United Arts Professional Development Grants

I assumed that attending the United Arts Professional Development Grants Panel meeting, at the Enzian Theater, would be a boring experience. Sketching this process was quite the opposite. I arrived a bit late, and embarrassed, sat at the table closest to the entry door. I agonized for a moment thinking maybe I should move up closer to the panel table to get a better view. Then I noticed that Aradhana Tiwari and Zac Alfson were sitting at the table in front of me, and Beth Marshall, Dewey Chaffee and Douglas McGeoch were seated at the table to my right. I was surrounded by friends and decided an overall view of the room full of artists was the correct vantage point for my sketch.
After I started blocking in the sketch, one of the first orders of business was Michael Poley talking about how he wanted to produce a half hour documentary about an artist who explores Orlando, sketching every aspect of the arts scene. Several panelists didn’t know what he meant by sketches, were these theatrical sketches, poems or moments in time? Some panelists who knew of my work started praising what I am doing. This was something akin to sitting in on my own eulogy. None of the panelists knew I was in the room sketching. I finally decided to march up to the panel and hand over my most recent sketchbook as people’s exhibit A. Michael said this stunt helped him gain some points, and I certainly hope he gets the $1000 grant: which, if he does, will still have him investing over four thousand dollars of his own money into the project. This is humbling. I hope my sketches and stories do not let him down.
Artists who were submitting applications for grants had to defend their positions, often being asked how the grant money would help them grow as artists rather than focusing on the techniques of their craft. Dewey Chaffee has just taken a huge plunge by not renewing his contract to work at Disney. He certainly could use the boost a grant would offer now, but the panel seemed convinced that his character Wayburn Sassy was fully developed with no room for growth. One panelist seemed to think Wayburn just offers shock value, but Dewey explained that the character gives people a way to laugh at bigotry and narrow-mindedness. Orlando, in my mind, certainly needs Wayburn Sassy.
When Hannah Miller was asked to discuss her puppetry show called “Thunder Hag“, one of the panelists leaned back too far and broke their chair. There was an awkward pause, and Hannah asked if he was alright. Aradhana Tiwari put in a grant to study Viewpoints with the SITI Company and its artistic director Anne Bogart in NYC. Aradhana walked up to the panel and sat as close as possible. She was poised, confident and eloquent. She discussed “Project F” at some length and from the panelists responses, it sounds like she is sure to get the grant. As one panelist remarked,”You are up and coming, go to New York and make it happen.”
After the panel discussion broke for lunch, a small group of artists remained standing around the snack table, eating the free pretzels. For me, this was lunch before I went to the next location to sketch. Brian Feldman remarked, “All the real artists in the room are still here.” It was fun joking around with these artists, all of them friends, and discovering how they felt about the process. For some, it was like facing the Spanish Inquisition, but there was also comedy and unlimited human potential to be discovered in the room that day.

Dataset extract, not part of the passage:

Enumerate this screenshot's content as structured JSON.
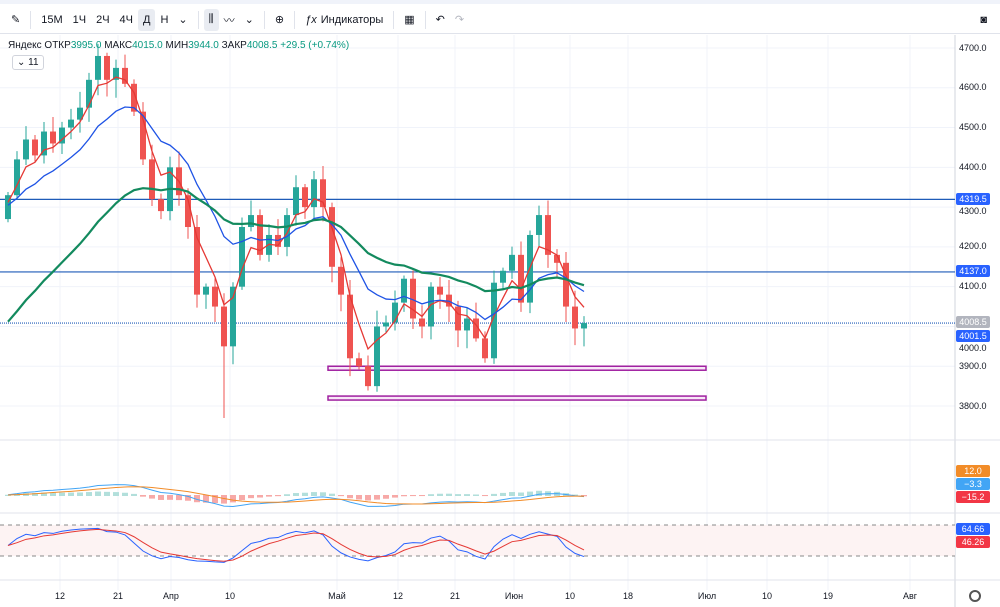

6 thoughts on “United Arts Professional Development Grants

  1. I wish that, instead of the soda can seen prominently in the bottom of this sketch, there were a carrot on a string.

  2. Instead of a carrot, shoudn't I draw a small wad of cash on a string? I think I could arrange that.

  3. No but I did see the video tape looped between the fans. There was some fishing line involved however.

  4. Brian,
    The video tape fan piece was in a Miami gallery. So it was not officially in Art Basil.